Allergen-induced activation of epithelial P2Y receptors promotes ATP exocytosis and type 2 immunity in airways.

Background: Environmental allergens induce the release of danger signals from the airway epithelium that trigger type 2 immune responses and promote airway inflammation.

Objective: To investigate the role of allergen-stimulated P2Y receptor activation in regulating ATP, IL-33 and DNA release by human bronchial epithelial (hBE) cells and mouse airways.

Methods: hBE cells were exposed to Alternaria alternata extract and secretion of ATP, IL-33 and DNA were studied in vitro. Molecular and cellular mechanisms were examined by biochemical and genetic approaches. Mice were treated intranasally (i.n.) with pharmacologic agents and exposed to Alternaria extract.
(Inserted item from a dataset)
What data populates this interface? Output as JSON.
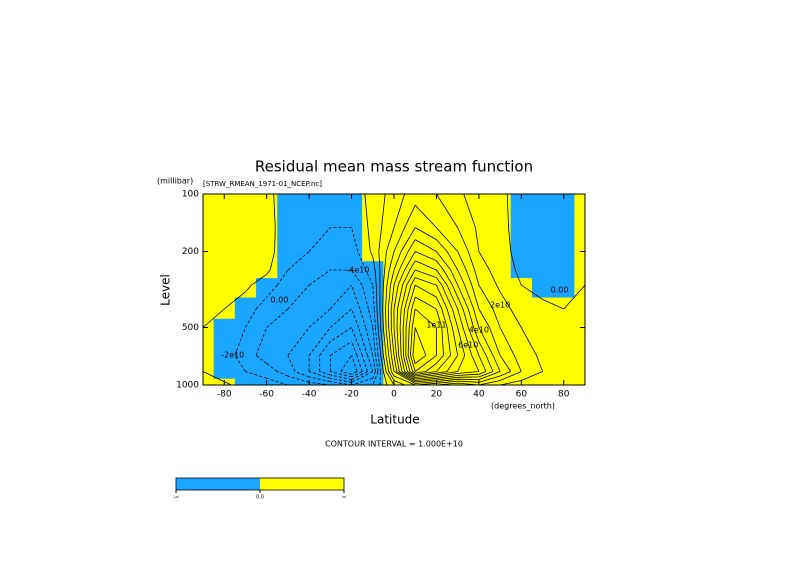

Results: Exposure of hBE cells to Alternaria extract stimulated P2Y receptors coupled to phospholipase Cβ, leading to activation of multiple PKC isoforms and an increase in intracellular Ca concentration. Small interfering RNAs (siRNAs) targeting PKCδ or inhibiting PKCδ activity with delcasertib blocked exocytosis of ATP and reduced IL-33 and DNA secretion. Moreover, a peptide antagonist for MARCKS reduced vesicular ATP release. A proximity ligand assay showed that Alternaria extract stimulated MARCKS desorption from the plasma membrane and delcasertib prevented the response. Finally, the P2Y receptor antagonist AR-C118925XX and delcasertib blocked IL-33, DNA and type 2 cytokine secretion in vivo in mice exposed to Alternaria.

Conclusion: P2Y receptor stimulation following allergen exposure promoted activation of PLCβ, PKCδ and MARCKS protein desorption from the apical membrane, which facilitated ATP exocytosis and subsequent secretion of IL-33 and DNA. Epithelial P2Y receptors serve as primary sensors for aeroallergen-induced alarmin release by airway epithelial cells.